Evitare di esporre l’area trattata a calore o freddo intensi per qualche giorno.

Non ci sono restrizioni per quanto riguarda il lavarsi.

Piccole ecchimosi (lividi color viola-blu) possono rimanere visibili per qualche giorno. Per minimizzare questo effetto è importante non aver assunto farmaci anticoagulanti e/o antinfiammatori.

In caso di dolore o senso di tensione assumere un comune analgesico come il paracetamolo (Efferalgan®).

Una visita di controllo è prevista, e fortemente raccomandata, dopo circa 10-15 giorni.

Un nuovo trattamento è in genere previsto dopo 6-12 mesi dal precedente.

Possibili rischi e complicanze:
In alcuni casi gonfiore, rossore o prurito possono durare più a lungo (fino a 7 giorni).

L’eventuale insorgenza di una lesione erpetica delle labbra sarà trattata non diversamente dal solito e non comporta particolari problemi.

In rari casi (0,005%) una reazione infiammatoria, con arrossamento, gonfiore o indurimento della zona, è stata segnalata anche a distanza di mesi dal trattamento. La risoluzione è normalmente spontanea dopo qualche giorno, ma talvolta può persistere per alcuni mesi.

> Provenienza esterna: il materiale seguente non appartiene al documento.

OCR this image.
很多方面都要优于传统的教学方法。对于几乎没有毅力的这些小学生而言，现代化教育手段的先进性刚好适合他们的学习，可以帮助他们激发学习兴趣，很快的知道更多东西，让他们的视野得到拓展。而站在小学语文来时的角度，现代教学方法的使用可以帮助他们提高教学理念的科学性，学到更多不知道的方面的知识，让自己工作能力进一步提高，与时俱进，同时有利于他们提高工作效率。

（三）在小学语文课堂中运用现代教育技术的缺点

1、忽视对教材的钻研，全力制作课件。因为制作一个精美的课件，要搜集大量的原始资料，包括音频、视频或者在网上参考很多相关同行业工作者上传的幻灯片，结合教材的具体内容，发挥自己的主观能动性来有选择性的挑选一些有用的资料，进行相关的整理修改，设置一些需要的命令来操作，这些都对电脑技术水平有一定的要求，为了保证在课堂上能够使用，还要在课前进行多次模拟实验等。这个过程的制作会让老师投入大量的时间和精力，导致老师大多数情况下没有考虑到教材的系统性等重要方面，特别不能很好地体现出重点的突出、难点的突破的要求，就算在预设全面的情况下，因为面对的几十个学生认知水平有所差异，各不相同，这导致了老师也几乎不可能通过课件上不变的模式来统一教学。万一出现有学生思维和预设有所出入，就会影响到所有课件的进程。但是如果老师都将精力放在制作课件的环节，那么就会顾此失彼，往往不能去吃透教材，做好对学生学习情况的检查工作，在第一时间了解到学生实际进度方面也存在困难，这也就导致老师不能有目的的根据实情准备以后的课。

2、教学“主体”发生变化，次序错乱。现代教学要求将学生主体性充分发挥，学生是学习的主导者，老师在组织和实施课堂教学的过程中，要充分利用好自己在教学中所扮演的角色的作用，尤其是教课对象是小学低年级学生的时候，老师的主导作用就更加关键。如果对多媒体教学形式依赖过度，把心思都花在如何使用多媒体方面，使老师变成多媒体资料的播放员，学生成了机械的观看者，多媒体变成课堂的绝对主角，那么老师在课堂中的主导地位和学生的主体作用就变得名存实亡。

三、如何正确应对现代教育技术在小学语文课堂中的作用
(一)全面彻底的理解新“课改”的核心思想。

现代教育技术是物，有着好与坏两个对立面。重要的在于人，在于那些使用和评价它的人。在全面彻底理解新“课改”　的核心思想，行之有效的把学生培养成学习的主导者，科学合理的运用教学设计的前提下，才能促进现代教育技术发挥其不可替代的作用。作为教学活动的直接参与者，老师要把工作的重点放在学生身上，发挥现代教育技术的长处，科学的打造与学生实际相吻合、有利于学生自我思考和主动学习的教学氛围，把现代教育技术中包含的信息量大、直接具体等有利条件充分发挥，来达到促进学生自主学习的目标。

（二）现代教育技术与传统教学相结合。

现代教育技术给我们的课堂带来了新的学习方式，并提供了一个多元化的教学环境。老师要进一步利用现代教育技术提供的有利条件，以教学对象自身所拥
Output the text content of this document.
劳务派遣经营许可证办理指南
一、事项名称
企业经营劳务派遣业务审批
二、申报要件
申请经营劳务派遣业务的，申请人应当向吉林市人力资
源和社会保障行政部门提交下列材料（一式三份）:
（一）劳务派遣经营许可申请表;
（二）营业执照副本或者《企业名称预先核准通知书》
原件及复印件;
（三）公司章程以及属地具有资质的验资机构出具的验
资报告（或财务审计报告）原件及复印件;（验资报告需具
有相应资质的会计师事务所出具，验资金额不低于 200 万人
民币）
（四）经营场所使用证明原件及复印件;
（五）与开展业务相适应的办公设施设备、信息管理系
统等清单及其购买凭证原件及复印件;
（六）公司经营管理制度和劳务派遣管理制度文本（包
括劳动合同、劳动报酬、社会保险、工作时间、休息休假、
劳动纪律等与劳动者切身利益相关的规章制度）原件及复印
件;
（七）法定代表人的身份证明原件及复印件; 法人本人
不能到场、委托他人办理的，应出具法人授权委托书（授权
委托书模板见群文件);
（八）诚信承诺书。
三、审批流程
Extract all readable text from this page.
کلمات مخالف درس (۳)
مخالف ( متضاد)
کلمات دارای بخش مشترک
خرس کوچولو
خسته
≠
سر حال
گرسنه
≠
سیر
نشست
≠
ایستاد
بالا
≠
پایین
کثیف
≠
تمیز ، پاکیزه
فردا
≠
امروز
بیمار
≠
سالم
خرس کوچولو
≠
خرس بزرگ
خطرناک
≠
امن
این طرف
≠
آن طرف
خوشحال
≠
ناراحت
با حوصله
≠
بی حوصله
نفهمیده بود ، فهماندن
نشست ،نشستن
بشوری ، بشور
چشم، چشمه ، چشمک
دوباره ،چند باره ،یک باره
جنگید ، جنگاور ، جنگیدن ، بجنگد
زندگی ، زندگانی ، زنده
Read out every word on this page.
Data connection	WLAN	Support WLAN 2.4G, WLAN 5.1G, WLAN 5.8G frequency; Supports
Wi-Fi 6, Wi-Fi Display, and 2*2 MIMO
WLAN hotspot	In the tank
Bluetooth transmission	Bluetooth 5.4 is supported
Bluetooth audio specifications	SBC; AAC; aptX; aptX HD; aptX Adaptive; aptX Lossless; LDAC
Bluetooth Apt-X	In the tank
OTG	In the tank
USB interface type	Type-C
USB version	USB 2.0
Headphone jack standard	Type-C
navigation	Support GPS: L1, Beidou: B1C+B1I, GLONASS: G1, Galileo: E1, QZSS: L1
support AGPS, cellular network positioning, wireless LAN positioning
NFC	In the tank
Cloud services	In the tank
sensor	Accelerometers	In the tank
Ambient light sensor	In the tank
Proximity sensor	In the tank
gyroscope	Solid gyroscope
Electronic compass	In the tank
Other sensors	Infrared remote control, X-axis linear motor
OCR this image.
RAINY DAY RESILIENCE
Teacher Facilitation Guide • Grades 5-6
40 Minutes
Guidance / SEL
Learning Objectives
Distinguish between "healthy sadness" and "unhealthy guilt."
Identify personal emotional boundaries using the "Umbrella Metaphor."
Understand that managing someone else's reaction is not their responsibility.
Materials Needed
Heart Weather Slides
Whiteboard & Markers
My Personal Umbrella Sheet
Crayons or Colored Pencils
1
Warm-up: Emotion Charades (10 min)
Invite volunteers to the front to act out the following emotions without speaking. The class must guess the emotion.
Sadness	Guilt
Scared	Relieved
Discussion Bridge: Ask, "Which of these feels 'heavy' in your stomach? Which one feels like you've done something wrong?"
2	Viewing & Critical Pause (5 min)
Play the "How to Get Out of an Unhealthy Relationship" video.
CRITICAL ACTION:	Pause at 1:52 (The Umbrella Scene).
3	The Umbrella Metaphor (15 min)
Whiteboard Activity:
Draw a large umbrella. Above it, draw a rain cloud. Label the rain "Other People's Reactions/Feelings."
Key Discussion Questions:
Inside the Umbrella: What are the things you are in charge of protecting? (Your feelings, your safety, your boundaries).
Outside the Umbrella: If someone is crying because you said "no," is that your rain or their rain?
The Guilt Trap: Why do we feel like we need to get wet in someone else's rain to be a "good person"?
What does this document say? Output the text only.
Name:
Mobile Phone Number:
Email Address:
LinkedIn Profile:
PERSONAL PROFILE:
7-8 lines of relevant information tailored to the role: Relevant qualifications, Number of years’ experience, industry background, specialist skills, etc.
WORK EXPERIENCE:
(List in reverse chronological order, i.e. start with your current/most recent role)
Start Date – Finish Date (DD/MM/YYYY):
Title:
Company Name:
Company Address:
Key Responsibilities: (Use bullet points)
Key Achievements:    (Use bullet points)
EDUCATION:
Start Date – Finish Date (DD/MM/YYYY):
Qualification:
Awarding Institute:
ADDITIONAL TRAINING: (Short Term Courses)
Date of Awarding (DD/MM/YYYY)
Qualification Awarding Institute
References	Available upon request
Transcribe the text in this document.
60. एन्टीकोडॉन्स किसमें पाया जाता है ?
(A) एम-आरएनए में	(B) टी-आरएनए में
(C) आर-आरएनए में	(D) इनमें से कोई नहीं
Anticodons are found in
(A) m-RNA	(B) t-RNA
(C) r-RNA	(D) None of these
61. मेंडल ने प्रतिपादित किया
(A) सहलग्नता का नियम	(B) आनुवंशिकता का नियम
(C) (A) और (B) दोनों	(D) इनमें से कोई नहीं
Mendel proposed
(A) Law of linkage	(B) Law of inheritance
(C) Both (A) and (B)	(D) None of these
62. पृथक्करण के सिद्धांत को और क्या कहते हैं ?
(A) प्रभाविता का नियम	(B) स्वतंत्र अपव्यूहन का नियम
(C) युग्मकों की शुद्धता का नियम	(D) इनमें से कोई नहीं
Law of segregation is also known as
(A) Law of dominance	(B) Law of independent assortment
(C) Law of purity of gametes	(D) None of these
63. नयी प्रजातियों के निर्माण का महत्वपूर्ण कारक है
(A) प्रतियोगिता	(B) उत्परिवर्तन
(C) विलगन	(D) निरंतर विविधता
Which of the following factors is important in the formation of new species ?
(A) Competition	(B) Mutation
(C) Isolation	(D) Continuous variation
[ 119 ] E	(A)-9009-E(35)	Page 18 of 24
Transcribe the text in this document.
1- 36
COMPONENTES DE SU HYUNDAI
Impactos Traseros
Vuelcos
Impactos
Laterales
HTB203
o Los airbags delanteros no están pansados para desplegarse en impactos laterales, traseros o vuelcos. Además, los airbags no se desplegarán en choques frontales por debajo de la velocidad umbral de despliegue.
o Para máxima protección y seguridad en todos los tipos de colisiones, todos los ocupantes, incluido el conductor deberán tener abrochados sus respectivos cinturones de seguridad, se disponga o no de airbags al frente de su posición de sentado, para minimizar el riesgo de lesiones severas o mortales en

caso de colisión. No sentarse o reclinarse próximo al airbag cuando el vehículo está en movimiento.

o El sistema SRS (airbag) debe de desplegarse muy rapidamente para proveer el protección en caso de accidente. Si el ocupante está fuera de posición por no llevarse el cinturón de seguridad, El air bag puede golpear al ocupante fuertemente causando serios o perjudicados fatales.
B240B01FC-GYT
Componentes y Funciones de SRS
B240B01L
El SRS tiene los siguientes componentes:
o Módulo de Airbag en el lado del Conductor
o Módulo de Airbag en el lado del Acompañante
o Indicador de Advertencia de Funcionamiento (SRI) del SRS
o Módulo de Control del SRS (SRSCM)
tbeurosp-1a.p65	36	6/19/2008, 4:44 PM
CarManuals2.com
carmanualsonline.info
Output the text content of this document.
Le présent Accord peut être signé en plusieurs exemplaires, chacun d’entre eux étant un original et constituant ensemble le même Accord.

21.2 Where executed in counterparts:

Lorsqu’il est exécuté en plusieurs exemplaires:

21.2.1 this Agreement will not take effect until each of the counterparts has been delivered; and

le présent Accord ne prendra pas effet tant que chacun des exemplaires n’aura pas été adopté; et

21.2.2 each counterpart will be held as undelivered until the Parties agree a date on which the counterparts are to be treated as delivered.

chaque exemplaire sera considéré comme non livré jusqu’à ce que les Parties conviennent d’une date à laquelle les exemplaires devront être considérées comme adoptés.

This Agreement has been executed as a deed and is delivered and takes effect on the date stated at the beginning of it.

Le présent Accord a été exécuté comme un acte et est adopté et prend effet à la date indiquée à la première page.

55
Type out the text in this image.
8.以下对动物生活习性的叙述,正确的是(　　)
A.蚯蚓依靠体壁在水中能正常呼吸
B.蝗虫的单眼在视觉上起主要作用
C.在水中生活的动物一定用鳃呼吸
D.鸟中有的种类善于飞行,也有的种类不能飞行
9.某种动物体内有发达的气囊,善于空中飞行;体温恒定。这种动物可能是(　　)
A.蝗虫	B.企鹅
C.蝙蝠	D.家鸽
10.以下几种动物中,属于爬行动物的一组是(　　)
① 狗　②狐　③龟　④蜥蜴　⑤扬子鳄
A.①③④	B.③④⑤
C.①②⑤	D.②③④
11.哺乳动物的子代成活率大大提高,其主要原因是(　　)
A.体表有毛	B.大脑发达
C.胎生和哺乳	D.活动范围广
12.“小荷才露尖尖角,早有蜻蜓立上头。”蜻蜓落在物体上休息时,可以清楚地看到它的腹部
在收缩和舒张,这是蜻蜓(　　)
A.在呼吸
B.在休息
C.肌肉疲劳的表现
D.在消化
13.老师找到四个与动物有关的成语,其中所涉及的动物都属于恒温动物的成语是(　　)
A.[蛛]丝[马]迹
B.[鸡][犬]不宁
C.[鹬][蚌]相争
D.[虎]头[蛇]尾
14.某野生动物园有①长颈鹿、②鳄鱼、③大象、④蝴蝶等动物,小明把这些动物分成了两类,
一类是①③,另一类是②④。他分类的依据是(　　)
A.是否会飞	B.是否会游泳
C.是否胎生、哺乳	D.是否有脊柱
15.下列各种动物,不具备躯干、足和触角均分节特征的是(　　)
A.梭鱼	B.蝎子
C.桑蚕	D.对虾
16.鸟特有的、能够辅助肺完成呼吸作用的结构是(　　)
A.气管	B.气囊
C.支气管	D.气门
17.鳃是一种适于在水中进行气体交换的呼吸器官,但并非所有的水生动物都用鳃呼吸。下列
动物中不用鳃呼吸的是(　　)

Talvolta è stata segnalata l’insorgenza di piccole lesioni pustolose nella sede dell’intervento: queste sono dovute quasi sempre ad una cattiva rimozione del trucco o ad un troppo precoce riposizionamento dello stesso. Molto raramente si può avere la formazione di ascessi o cisti dolorose nel sito di iniezione con comparsa di noduli fluttuanti che necessitano di terapia antibiotica sistemica, steroidi intralesionali e talora svuotamento chirurgico. In tal caso possono permanere esiti cicatriziali. Sono inoltre descritti in letteratura alcuni casi di necrosi cutanea per compressione vascolare da parte dell’impianto.

Assicurazione:
Normalmente il trattamento non è coperto dalle comuni polizze assicurative sanitarie.